Aos poucos, aprendi que Fleurymar estava certo. A franqueza de Santillo era sua forma de dizer a verdade e, portanto, de não enganar as pessoas que se relacionavam com ele. Às vezes, quando eu ia ao Palácio das Esmeraldas, o jornalista me levava para conversar com o governador (sempre com uma caneta, aparentemente Bic, nas mãos — batendo-a em um papel). Aí, com a participação de Fleurymar — que era bom leitor —, nós conversávamos sobre a obra do sociólogo Fernando Henrique Cardoso ou do economista Celso Furtado. Santillo era um leitor “concentrado”, com grande apreensão daquilo que lia. Certa vez, falamos sobre o livro “Modelo Político Brasileiro”, de Fernando Henrique, que ainda não era FHC. O governador sintetizou, com precisão, o livro. Ressaltou a crítica do sociólogo da USP a respeito de uma tese de Celso Furtado. Notou que Fernando Henrique havia “corrigido” Celso Furtado, que dissera que, com regime autoritário, o país não cresceria. O pesquisador da USP observou que crescimento econômico não era incompatível com autoritarismo. Lembro-me de Santillo dizer, de maneira enfática: “E, nesta questão, Fernando Henrique está certo”. Estava mesmo. Na ditadura, em sua fase mais cruenta, no governo de Emilio Garrastazu Médici, o Brasil em ritmo chinês.

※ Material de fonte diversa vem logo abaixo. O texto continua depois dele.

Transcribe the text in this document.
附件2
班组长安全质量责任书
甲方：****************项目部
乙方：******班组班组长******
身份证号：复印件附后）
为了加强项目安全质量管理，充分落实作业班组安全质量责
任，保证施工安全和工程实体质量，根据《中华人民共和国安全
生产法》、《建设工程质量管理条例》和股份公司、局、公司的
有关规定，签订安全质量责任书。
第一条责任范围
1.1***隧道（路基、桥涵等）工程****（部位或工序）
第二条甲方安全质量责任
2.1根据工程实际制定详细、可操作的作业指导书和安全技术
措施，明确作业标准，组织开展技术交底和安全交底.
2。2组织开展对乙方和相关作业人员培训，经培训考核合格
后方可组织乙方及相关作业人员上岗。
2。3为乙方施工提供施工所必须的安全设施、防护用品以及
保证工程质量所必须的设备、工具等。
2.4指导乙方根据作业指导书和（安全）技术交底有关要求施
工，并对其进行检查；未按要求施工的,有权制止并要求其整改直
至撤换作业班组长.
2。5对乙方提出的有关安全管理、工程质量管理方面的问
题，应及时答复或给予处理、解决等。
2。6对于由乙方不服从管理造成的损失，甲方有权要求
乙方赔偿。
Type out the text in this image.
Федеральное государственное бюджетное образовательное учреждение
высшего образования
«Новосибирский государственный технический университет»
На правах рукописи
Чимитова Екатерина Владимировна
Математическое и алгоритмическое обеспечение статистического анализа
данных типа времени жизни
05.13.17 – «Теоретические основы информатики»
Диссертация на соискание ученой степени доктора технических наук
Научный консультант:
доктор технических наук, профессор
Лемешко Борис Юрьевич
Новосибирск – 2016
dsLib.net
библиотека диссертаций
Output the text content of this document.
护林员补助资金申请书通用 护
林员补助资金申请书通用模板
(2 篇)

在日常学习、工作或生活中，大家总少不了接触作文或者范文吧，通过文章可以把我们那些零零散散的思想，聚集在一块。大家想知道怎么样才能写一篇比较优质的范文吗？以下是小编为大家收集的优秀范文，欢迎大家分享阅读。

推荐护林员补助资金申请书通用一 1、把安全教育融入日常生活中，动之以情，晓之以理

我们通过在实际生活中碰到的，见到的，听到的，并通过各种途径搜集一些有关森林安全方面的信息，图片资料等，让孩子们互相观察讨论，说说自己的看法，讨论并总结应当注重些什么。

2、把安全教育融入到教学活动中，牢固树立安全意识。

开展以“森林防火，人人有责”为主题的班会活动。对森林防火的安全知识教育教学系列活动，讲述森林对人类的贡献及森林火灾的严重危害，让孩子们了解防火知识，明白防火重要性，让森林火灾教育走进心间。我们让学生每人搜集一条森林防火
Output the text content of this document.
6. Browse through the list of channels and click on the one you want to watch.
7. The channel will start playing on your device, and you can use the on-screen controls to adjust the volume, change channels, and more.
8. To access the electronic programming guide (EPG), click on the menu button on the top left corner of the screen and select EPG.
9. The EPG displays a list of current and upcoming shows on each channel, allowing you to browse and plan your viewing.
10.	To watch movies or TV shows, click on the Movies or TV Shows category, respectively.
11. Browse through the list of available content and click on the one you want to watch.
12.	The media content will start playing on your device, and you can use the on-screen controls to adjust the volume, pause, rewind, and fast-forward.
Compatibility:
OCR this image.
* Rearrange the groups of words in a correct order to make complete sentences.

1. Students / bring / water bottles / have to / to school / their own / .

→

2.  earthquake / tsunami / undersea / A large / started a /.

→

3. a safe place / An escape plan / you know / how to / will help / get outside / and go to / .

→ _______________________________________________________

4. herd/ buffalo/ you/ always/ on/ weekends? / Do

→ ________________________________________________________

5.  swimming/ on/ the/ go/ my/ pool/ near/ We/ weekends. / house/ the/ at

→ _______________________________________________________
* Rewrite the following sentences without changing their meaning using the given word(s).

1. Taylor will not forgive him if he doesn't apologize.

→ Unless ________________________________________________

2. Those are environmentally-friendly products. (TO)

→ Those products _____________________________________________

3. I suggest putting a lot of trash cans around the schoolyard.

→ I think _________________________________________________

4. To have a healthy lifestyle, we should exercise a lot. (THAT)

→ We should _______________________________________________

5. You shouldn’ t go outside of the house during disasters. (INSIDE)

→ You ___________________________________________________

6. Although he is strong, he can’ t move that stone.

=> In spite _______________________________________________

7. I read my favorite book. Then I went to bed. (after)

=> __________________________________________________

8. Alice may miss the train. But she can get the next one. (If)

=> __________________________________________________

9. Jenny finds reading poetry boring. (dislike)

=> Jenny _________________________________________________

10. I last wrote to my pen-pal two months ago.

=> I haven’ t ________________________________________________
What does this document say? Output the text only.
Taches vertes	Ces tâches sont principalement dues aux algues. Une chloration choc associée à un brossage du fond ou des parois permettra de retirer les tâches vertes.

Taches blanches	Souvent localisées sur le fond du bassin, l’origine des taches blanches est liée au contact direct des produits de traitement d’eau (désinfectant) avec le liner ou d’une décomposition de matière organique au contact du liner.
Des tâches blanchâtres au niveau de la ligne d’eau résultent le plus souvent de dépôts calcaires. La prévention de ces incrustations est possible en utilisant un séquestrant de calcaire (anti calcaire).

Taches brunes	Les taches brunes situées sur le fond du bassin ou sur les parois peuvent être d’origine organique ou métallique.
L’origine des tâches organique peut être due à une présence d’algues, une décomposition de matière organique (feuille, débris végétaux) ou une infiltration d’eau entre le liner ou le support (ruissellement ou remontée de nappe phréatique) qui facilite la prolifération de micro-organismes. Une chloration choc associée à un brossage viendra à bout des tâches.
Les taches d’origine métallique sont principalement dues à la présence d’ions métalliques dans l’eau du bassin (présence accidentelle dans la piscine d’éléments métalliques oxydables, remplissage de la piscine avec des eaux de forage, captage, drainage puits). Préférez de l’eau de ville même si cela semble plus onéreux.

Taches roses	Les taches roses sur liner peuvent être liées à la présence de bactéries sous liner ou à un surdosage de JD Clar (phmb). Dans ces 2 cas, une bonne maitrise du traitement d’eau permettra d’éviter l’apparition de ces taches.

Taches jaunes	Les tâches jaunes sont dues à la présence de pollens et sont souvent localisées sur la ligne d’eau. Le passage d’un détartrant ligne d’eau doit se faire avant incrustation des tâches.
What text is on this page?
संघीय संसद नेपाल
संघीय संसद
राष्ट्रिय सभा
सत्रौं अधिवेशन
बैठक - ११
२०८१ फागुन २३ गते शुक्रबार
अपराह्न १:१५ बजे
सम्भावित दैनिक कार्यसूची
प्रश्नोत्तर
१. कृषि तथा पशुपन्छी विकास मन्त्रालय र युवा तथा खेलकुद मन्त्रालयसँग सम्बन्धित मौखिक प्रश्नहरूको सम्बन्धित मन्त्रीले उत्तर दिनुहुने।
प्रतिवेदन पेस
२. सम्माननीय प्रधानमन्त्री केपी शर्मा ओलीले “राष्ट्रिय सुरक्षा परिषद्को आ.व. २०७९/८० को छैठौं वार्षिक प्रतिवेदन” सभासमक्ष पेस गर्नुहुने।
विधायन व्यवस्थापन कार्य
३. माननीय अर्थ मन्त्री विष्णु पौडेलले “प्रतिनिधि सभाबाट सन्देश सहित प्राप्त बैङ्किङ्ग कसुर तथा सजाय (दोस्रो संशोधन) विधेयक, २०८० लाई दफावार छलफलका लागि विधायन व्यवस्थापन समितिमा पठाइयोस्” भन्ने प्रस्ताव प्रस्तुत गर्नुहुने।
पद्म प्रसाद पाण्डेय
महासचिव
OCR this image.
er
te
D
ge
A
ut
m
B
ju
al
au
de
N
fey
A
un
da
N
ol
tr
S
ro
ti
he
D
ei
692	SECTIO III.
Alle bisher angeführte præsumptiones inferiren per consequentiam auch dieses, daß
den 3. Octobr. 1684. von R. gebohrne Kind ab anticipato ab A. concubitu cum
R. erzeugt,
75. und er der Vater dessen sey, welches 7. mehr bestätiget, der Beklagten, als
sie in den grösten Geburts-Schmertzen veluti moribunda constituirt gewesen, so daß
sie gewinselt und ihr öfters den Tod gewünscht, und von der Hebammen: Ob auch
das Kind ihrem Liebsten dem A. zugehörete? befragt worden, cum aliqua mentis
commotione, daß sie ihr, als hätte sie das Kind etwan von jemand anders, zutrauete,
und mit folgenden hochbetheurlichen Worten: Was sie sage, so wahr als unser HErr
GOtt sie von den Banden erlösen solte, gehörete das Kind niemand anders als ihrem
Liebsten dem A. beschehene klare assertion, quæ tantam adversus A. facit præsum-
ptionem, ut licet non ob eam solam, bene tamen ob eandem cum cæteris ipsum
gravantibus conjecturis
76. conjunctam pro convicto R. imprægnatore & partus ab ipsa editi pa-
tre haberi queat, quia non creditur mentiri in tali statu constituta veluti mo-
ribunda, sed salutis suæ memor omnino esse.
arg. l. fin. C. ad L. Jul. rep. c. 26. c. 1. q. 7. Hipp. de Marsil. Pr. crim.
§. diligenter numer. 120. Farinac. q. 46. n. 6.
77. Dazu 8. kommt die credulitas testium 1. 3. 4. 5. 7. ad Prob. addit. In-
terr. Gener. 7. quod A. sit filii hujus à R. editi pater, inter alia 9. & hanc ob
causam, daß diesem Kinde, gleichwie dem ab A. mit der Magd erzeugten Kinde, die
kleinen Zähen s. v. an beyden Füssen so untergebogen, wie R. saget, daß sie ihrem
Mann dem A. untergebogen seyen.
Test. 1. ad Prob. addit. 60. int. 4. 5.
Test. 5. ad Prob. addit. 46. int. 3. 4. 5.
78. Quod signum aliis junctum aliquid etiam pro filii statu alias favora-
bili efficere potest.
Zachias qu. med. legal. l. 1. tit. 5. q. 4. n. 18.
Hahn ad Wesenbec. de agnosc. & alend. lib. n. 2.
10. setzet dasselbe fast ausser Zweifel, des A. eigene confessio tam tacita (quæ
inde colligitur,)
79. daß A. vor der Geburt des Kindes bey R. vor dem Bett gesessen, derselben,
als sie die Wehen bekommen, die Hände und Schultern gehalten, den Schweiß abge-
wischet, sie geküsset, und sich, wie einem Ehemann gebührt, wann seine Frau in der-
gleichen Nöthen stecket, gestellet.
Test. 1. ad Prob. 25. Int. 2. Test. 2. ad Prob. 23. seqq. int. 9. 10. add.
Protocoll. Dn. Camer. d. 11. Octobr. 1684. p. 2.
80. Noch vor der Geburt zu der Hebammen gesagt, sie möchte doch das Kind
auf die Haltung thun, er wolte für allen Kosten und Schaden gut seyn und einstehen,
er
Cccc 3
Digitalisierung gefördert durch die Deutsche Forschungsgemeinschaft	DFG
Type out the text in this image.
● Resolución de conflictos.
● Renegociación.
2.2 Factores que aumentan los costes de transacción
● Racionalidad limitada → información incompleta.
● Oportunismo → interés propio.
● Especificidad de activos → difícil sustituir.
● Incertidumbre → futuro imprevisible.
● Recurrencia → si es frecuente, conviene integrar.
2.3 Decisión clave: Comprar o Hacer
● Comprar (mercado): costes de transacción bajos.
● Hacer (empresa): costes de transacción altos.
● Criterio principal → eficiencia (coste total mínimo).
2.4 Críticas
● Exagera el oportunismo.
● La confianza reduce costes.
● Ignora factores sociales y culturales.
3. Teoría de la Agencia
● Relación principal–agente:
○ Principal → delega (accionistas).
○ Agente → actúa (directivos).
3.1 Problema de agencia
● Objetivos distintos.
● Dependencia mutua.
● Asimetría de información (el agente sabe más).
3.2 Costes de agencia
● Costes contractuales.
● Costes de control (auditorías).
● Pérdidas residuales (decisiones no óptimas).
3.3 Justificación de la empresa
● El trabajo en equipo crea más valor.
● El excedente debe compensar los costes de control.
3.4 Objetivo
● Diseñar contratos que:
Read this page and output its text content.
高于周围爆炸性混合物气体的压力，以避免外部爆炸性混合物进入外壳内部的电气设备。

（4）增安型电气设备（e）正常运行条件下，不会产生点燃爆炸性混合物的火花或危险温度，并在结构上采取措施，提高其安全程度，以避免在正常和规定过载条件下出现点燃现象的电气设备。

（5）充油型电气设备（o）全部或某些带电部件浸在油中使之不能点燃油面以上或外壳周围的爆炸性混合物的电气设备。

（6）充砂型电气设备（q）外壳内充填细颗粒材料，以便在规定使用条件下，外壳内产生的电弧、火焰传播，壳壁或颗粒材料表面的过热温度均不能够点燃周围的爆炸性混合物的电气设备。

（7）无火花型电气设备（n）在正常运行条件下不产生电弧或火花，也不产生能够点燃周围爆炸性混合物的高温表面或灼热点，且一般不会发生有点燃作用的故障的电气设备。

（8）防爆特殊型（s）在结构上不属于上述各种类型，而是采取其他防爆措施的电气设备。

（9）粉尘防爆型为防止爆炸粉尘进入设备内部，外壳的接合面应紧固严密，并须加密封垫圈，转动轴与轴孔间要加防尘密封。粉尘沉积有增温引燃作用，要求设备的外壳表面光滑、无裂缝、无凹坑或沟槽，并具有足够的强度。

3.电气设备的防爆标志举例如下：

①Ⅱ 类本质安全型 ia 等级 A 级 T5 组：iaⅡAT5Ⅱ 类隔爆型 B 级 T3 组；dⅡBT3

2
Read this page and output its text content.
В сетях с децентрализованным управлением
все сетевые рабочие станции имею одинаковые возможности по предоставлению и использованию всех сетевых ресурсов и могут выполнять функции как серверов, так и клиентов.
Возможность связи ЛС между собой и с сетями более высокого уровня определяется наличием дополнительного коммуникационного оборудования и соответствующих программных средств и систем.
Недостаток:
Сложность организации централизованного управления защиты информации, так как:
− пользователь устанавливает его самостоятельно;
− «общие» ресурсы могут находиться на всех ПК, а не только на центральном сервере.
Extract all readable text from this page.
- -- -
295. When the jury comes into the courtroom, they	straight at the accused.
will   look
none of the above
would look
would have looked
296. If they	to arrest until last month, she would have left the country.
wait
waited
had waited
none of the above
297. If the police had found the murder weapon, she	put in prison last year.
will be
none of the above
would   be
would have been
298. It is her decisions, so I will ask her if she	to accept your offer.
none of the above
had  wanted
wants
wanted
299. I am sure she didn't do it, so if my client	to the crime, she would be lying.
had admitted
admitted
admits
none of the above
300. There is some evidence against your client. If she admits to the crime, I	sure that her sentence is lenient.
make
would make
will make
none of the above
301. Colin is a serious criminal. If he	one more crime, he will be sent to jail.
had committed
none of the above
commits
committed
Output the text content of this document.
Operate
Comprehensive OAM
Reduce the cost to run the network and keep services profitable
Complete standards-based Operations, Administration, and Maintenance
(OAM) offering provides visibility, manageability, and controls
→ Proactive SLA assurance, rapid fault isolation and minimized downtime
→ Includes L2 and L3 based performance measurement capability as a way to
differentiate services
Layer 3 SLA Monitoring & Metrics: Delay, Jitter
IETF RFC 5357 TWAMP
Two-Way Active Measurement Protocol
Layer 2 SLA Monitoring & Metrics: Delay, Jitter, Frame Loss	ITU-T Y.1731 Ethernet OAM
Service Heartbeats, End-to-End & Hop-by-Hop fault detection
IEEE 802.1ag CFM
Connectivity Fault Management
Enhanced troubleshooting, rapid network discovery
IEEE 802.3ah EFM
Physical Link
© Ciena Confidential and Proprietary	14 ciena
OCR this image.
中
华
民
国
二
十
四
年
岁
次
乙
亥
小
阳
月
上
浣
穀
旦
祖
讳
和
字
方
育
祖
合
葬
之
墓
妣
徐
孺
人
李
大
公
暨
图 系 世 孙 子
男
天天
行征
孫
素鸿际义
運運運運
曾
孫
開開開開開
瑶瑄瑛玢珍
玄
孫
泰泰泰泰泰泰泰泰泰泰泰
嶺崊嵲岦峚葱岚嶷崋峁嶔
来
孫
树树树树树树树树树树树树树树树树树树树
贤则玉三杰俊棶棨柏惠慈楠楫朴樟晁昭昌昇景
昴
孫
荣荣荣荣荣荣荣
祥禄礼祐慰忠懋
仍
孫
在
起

Iris Rezende (era governador de Goiás), em 1983, Carlos Alberto Santa Cruz, Toninho Ribeiro, Ivan Mendonça, Fleurymar de Souza, Luiz Pires e Francisco dos Santos e Odair José | Foto: Arquivo da família

Na redação do Jornal Opção, várias vezes eu liguei para Fleurymar para ouvi-lo sobre os bastidores da política. Ele conhecia bem a história política de Goiás e sabia tudo o que estava acontecendo. Seus comentários eram certeiros e, por vezes, cortantes. Não raro falava de maneira enviesada, mas explicava que a política é assim mesmo: nada é claro, e eventualmente as coisas acontecem rapidamente, depois de um período lento, de maturação.

Fleurymar de Souza: um dos jornalistas mais talentosos de sua geração | Foto: Facebook

Há algum tempo, quando o jornal funcionava no Setor Bueno, Fleurymar me visitou para apresentar um projeto sobre cultura — algo assim. Envolvido com a redação, não pude acompanhá-lo na execução de suas ideias. Dei umas dicas, falei sobre pessoas que deveria procurar, como Ademir Luiz e Carlos Willian Leite, poetas e agitadores culturais. Não sei o que aconteceu depois.

A morte do competente e decente Fleurymar é uma grande perda para o jornalismo de Goiás. Sinto não ter convivido com o amigo nos últimos tempos. Seu papo era de excelente qualidade. Conversar com ele era receber aulas de ciências políticas de graça. Era franco e direto. Era um homem e jornalista que colocava, como Santillo, a verdade em primeiro lugar.